The FDA looks at Carvykti and Abecma and agrees they can both be Bob Beamon long jumpers!

A couple of weeks back I wrote on the good fortune of Carvykti in Europe.  Its marketing authorisation had been approved by EMA’s CHMP to move from fourth line to second line treatment for patients with relapsed and refractory multiple myeloma (RRMM), this huge leap in the approved treatment algorithm being analogous to the spectacular Bob Beamon long jump.  But Carvykti’s European good fortune has until now been unreciprocated in the US; and in the parlance of the long jump event, we’ve all been looking again and again at the video evidence of this jump and the red flag for a foul seems to be waving in our face.  What’s the problem and who will adjudicate on whether to give it a white flag of ”good to go” or a red flag of ”foul”?  All this came to a head last Friday when the FDA hauled the makers of Carvykti (Janssen) and Abecma (BMS) before the austere FDA ODAC (Oncologic Drug Advisory Committee).  ODAC had set aside an all-day meeting for Friday the 15th March 2024 to decide on how to manage both Carvykti and Abecma; I bet it felt like judgment day and would have been scary.  To be fair, ODAC had been very clear about how it would conduct the 15th March meeting:  11 external experts had been invited and will look at the clinical data for Carvykti (CARTITUDE-4) and Abecma (KarMMA-3), specifically on overall survival.  And to be fair, the discussions are very complex.  Just look at this –  a conclusion on overall survival based simply by looking at the Kaplan-Meier curves can be different depending on when you pick your time on the curve.  So, patients on either Abecma and Carvykti were dying earlier (0-15 months) than their corresponding counterparts on standard-of-care.  Sure, there is a switchover around 11-15 months when patients on Abecma or Carvykti then survive longer.  The uncomfortable question of course is ‘What’s causing patients on Abecma or Carvykti to die earlier?’  Uncomfortable question and no easy answers here. In the event, ODAC voted 11-0 unanimously for Carvykti and a good 8-3 for Abecma.  So, where are we on the leaderboard?  Although this has to be officially confirmed by the FDA, it looks like Carvykti has moved from fifth to second line treatment and Abecma has moved from fifth to third line treatment; a good result for both Janssen and BMS. And the flag stays white!!  Bob Beamon lives!

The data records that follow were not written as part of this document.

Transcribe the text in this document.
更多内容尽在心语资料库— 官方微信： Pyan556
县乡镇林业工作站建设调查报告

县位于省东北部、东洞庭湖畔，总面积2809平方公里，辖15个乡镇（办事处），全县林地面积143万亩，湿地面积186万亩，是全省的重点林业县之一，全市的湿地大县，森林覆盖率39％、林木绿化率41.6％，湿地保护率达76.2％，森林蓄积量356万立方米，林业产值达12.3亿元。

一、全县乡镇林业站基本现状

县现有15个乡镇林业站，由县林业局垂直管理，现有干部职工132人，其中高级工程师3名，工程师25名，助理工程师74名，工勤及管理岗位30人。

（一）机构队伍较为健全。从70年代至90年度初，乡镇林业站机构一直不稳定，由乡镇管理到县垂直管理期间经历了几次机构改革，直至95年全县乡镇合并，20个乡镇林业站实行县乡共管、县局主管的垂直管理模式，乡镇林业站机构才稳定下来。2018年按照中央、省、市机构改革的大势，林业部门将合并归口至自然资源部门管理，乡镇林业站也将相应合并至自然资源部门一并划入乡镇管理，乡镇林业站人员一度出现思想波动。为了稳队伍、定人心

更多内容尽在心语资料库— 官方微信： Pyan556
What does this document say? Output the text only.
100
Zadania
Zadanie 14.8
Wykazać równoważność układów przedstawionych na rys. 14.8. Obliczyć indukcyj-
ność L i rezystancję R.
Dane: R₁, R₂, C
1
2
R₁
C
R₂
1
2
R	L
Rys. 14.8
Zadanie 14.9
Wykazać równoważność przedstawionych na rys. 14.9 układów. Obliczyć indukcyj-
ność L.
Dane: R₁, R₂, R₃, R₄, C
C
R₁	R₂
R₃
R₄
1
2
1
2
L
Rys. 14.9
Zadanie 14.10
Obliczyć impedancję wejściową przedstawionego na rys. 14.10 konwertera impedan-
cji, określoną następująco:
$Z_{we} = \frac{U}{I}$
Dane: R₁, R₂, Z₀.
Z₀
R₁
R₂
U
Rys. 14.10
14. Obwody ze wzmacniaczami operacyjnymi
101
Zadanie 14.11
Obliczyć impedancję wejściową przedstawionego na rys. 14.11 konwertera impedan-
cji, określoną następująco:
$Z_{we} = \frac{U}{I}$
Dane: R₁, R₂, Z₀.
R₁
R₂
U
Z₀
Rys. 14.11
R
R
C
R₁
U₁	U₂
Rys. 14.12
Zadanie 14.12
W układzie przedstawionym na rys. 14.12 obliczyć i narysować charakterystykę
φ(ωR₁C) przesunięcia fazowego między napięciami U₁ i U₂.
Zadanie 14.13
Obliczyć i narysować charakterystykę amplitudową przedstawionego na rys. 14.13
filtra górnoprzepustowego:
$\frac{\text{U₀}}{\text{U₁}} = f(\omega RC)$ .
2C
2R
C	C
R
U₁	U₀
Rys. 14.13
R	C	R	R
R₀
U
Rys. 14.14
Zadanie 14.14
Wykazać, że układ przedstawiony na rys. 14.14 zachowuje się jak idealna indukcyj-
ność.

What this shows us is that weighing up the benefits of new and improved drugs can be very, very challenging and nothing is straightforward.  But it’s to the FDA and ODAC’s credit that they are looking at all angles and are prepared to look at the evidence where it really matters-  the clinical data. But maybe the FDA would also be looking over the pond to how Europe is doing with Carvykti, now that it has moved up the ladder from fourth to second line treatment.  For sure, one strand of discussion during the 15th March 2024 ODAC meeting was how optimal was the disease control whilst waiting for the opportunity to unleash either Abecma or Carvykti?  Did that wait contribute to some of the early deaths?  Comparing the data from these new approved lines may eventually provide the answers but for the moment, there is a huge sigh of relief.  I’m certainly relieved the ominously named KarMMA-3 study did NOT live up to its name!